It is highly unusual for a developing country to assume a leading position in an important field of scientific endeavour. But China says that it intends to do just that in agricultural biotechnology — and all the signs are that its plan should be taken seriously.

China has already devoted a considerable research effort to plant science, including the development of transgenic crops (see page 111). Its public programme is making progress on many fronts, from sequencing the rice genome to producing hundreds of promising crop varieties. The programme is characterized not just by the nation's customary determination, but also by talent, imagination and a strong outward orientation that engages Chinese scientists in collaboration with colleagues overseas.

Amid all this activity, Chinese regulators have recently been reluctant to approve the commercial planting of transgenic food crops (genetically modified cotton is already well established). The government claims to be worried about whether Europe will accept exports of transgenic food, and about public reaction at home. Neither argument is convincing: its agricultural trade with Europe is small, and the public reaction is firmly under the state's control.

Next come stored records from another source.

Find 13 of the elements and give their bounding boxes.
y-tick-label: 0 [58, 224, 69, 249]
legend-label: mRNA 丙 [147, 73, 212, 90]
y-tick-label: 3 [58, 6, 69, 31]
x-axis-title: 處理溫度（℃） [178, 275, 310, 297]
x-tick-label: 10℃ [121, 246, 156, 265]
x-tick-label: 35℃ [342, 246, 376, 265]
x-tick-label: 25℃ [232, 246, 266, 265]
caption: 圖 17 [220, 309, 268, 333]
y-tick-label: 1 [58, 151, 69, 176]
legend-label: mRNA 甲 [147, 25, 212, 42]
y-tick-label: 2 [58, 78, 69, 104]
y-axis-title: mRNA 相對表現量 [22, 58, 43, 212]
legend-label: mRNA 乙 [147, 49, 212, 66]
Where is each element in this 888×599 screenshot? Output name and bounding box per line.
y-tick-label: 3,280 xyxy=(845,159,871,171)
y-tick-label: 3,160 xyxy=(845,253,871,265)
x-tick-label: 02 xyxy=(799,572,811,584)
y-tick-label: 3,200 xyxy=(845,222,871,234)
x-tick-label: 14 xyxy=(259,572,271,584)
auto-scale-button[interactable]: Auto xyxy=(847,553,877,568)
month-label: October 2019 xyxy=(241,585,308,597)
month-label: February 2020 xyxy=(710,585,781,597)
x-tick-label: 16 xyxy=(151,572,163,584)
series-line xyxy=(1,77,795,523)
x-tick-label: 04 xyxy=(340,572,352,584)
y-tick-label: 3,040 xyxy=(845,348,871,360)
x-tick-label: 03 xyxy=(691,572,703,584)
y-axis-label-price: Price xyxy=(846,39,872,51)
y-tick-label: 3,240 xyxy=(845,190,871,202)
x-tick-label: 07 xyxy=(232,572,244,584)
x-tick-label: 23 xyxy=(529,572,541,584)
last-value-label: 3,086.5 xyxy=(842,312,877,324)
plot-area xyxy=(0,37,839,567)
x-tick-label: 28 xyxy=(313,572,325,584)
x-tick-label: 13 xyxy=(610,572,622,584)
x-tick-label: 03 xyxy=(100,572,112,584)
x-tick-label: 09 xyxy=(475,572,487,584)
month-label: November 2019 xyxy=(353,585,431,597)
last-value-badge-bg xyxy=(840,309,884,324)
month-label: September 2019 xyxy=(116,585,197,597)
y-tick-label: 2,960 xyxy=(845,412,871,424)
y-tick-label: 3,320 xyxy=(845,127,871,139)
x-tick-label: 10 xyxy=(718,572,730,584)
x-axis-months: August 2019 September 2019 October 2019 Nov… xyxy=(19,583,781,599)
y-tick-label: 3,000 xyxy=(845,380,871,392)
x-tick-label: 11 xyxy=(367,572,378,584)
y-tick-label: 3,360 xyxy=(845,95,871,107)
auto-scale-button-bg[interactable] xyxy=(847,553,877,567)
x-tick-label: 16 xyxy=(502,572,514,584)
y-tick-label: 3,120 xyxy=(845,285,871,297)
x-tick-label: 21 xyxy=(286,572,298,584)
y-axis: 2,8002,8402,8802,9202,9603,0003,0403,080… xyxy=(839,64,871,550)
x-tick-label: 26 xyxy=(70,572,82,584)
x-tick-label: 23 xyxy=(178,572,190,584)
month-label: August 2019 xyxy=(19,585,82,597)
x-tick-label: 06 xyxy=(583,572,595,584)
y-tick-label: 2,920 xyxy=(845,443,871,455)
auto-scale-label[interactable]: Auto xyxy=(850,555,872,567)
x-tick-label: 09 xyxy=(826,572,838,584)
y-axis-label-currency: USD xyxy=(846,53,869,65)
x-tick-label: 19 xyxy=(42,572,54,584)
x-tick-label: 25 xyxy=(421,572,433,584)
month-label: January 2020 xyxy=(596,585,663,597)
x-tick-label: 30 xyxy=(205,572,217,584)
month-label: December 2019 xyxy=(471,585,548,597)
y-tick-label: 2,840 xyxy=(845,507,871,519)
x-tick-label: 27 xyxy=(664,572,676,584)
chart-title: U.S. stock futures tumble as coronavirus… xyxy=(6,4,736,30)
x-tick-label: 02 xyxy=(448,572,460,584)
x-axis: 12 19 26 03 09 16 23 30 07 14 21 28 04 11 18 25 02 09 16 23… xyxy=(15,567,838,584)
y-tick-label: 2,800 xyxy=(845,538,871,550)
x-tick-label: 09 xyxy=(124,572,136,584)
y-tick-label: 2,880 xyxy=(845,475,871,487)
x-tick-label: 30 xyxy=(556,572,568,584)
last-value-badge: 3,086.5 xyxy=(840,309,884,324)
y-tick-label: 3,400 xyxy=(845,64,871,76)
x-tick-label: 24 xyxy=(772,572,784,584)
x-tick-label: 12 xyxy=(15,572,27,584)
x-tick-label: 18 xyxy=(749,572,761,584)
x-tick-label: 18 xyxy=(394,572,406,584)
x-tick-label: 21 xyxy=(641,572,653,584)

What China really wants is some breathing space to enable its own transgenic technology to catch up with that abroad. There's nothing inherently wrong with this: unless the United States wants to fight a war to open up China's markets, as Britain once did to force it to accept opium imports, it needs to recognize China's strategic need to develop its own agricultural biotechnology. Advocates of US agricultural biotechnology, such as Senator Chuck Grassley (Republican, Iowa), probably want the United States to take China to the World Trade Organization for protecting its markets in this way. But this heavy-handed approach will do the technology no favours.

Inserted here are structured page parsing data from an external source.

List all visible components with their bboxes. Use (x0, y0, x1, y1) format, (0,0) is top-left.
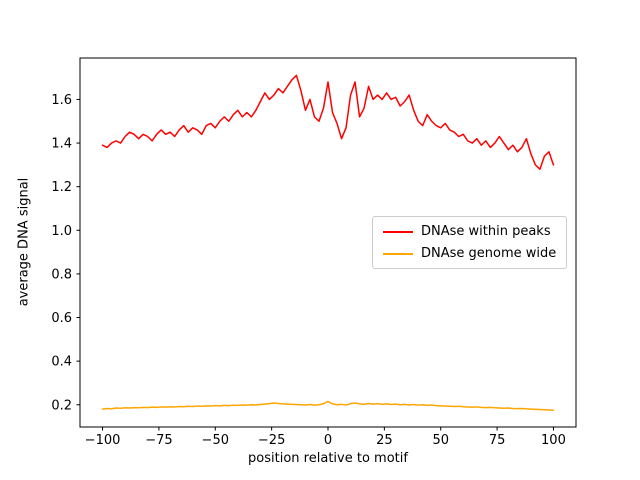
legend-label: DNAse within peaks (421, 224, 551, 239)
legend-line-orange (383, 252, 413, 255)
svg-text:25: 25 (376, 433, 393, 448)
svg-text:0.6: 0.6 (51, 311, 72, 326)
x-axis-label: position relative to motif (248, 451, 408, 466)
svg-text:50: 50 (432, 433, 449, 448)
legend-label: DNAse genome wide (421, 246, 557, 261)
legend-entry: DNAse within peaks (383, 224, 556, 239)
svg-text:1.6: 1.6 (51, 93, 72, 108)
svg-text:0.8: 0.8 (51, 267, 72, 282)
svg-text:0.4: 0.4 (51, 355, 72, 370)
svg-text:−75: −75 (145, 433, 172, 448)
svg-text:1.0: 1.0 (51, 224, 72, 239)
svg-text:1.2: 1.2 (51, 180, 72, 195)
y-axis-label: average DNA signal (16, 177, 32, 307)
svg-text:−25: −25 (258, 433, 285, 448)
svg-text:100: 100 (541, 433, 566, 448)
legend-entry: DNAse genome wide (383, 246, 556, 261)
svg-text:−50: −50 (202, 433, 229, 448)
svg-text:75: 75 (489, 433, 506, 448)
legend: DNAse within peaks DNAse genome wide (372, 216, 568, 269)
svg-text:1.4: 1.4 (51, 137, 72, 152)
svg-text:0.2: 0.2 (51, 398, 72, 413)
legend-line-red (383, 230, 413, 233)
svg-text:−100: −100 (85, 433, 121, 448)
svg-text:0: 0 (324, 433, 332, 448)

Like all developing countries, China needs time to assess and develop agricultural biotechnology on its own terms. The stranglehold on patents for methods and genes that Western corporations and universities have obtained in this arena is already making life hard for agricultural scientists across the developing world. At least China has the political and financial clout to overcome these obstacles and develop the technology in the interests of its own farmers.

An old Chinese proverb says that if you sit on the banks of the river long enough, the bodies of your enemies will float down past you. It is not clear if the author had President Bush, Senator Grassley or the board of Monsanto in mind. But China's patience will, in the long run, be the best way to assure the fruitful introduction of agricultural biotechnology into the world's most populous nation.